Perhaps the most drastic change as a result of the ACS is the requirement for applicants to demonstrate their ability to systematically identify risks and develop strategies for mitigating them. There is some controversy about this requirement. Many flight trainers contend that risk management cannot be taught and tested. The argument is that the risks are so varied and situational that there can be no correct answer.

When they say this, some people are thinking about “judgment” and “aeronautical decision-making.” In that case, they are certainly right. It is very hard to measure judgment and aeronautical decision-making. Moreover, if someone tells you that you are a failure in these, it gives you no guidance for going forward.

On the other hand, if someone helps you develop good risk-management habits, they can be measured. And the practice also will help you develop better attitudes, judgment and aeronautical decision-making.

So, what an evaluator is looking for is not correct answers, but correct habits. A pilot with good risk-management habits will continually maintain situational awareness and be thinking about ways to mitigate the risks they perceive. As in the rest of flying, memory devices to make sure we don’t overlook things can be helpful.

Some pilots like to use the PAVE checklist in planning a flight to help them scan for categories of risk—in this case, risks associated with the Pilot, the Aircraft, the enVironment, and the External and internal pressures on the pilot. In the air, the C-CARE checklist can help in mitigating the risks. The first C prompts you to be aware of the Changes taking place. Then CARE prompts you to think of the Consequences, the changing Alternatives, the Reality of what is occurring, and again the External and internal pressures.

The evaluator on your check ride might not require you to use those exact mental checklists, but you will need to demonstrate your ability to manage risks one way or another.

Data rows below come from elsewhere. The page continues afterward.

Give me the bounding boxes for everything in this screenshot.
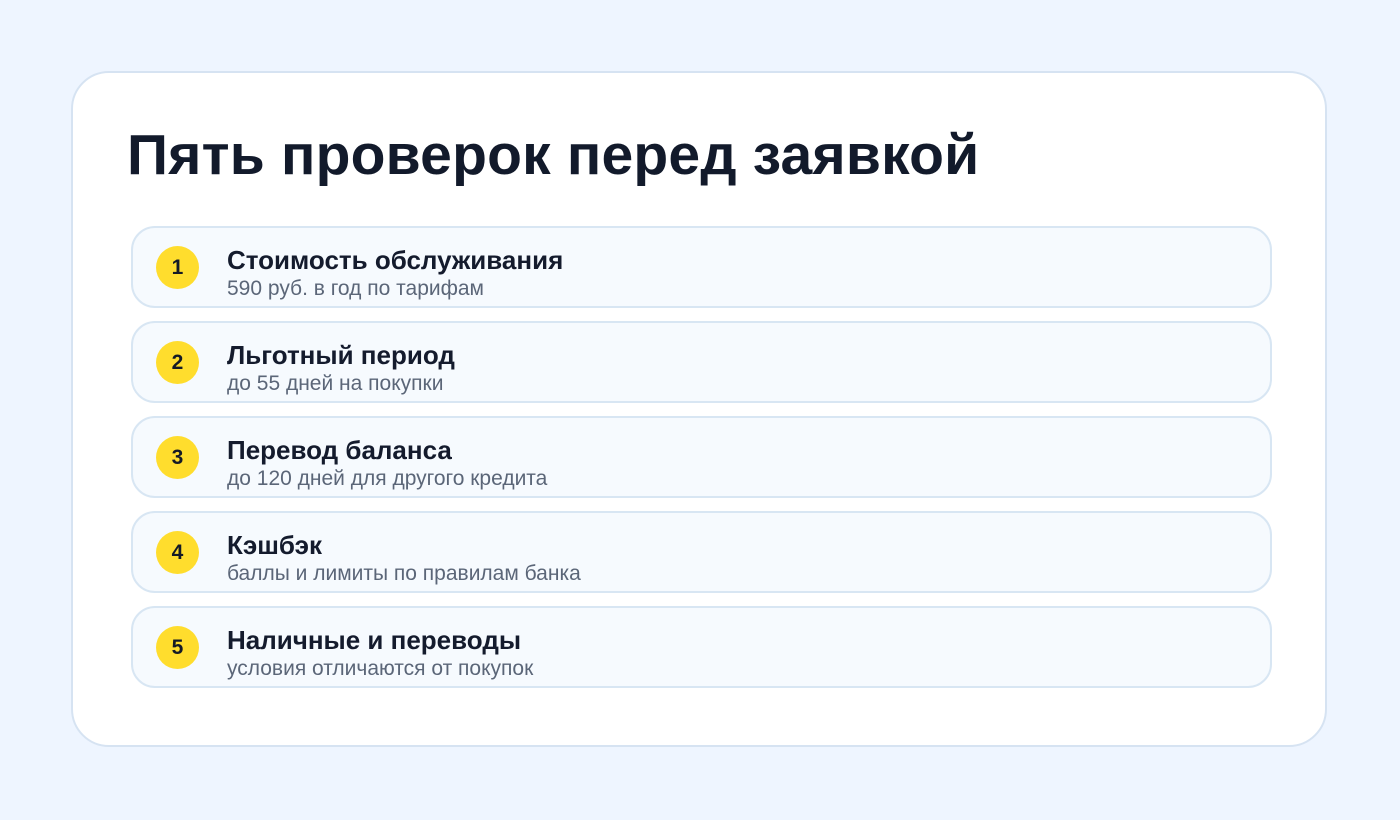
check-item-service-cost: 1 Стоимость обслуживания 590 руб. в год … <box>131 226 1272 308</box>
check-description: 590 руб. в год по тарифам <box>227 277 484 300</box>
check-title: Стоимость обслуживания <box>227 245 564 275</box>
step-number-badge: 4 <box>156 531 199 574</box>
check-title: Льготный период <box>227 340 455 370</box>
check-description: баллы и лимиты по правилам банка <box>227 562 581 585</box>
check-description: до 55 дней на покупки <box>227 372 444 395</box>
step-number-badge: 2 <box>156 341 199 384</box>
check-title: Наличные и переводы <box>227 625 522 655</box>
check-description: до 120 дней для другого кредита <box>227 467 548 490</box>
checklist: 1 Стоимость обслуживания 590 руб. в год … <box>131 226 1272 701</box>
check-item-grace-period: 2 Льготный период до 55 дней на покупки <box>131 321 1272 403</box>
page-title: Пять проверок перед заявкой <box>127 123 980 187</box>
step-number-badge: 3 <box>156 436 199 479</box>
checklist-card: Пять проверок перед заявкой 1 Стоимость … <box>71 71 1327 747</box>
check-title: Перевод баланса <box>227 435 452 465</box>
step-number-badge: 5 <box>156 626 199 669</box>
check-item-cash-transfers: 5 Наличные и переводы условия отличаются… <box>131 606 1272 688</box>
check-description: условия отличаются от покупок <box>227 657 534 680</box>
check-item-cashback: 4 Кэшбэк баллы и лимиты по правилам банк… <box>131 511 1272 593</box>
check-title: Кэшбэк <box>227 530 322 560</box>
step-number-badge: 1 <box>156 246 199 289</box>
check-item-balance-transfer: 3 Перевод баланса до 120 дней для другог… <box>131 416 1272 498</box>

Now more than ever, the last thing any evaluator wants to see is an applicant who is fat, dumb and happy, and doesn’t see dangerous situations coming. The goal is to create a new commercial pilot who is not just knowledgeable and skilled but is truly ready to be pilot in command.

There is a clear inflection point on the graph of the general aviation fatal accident rate when risk management began being taught through scenario-based training, and later, evaluated on the ACS. I am very optimistic that we will see this trend continue.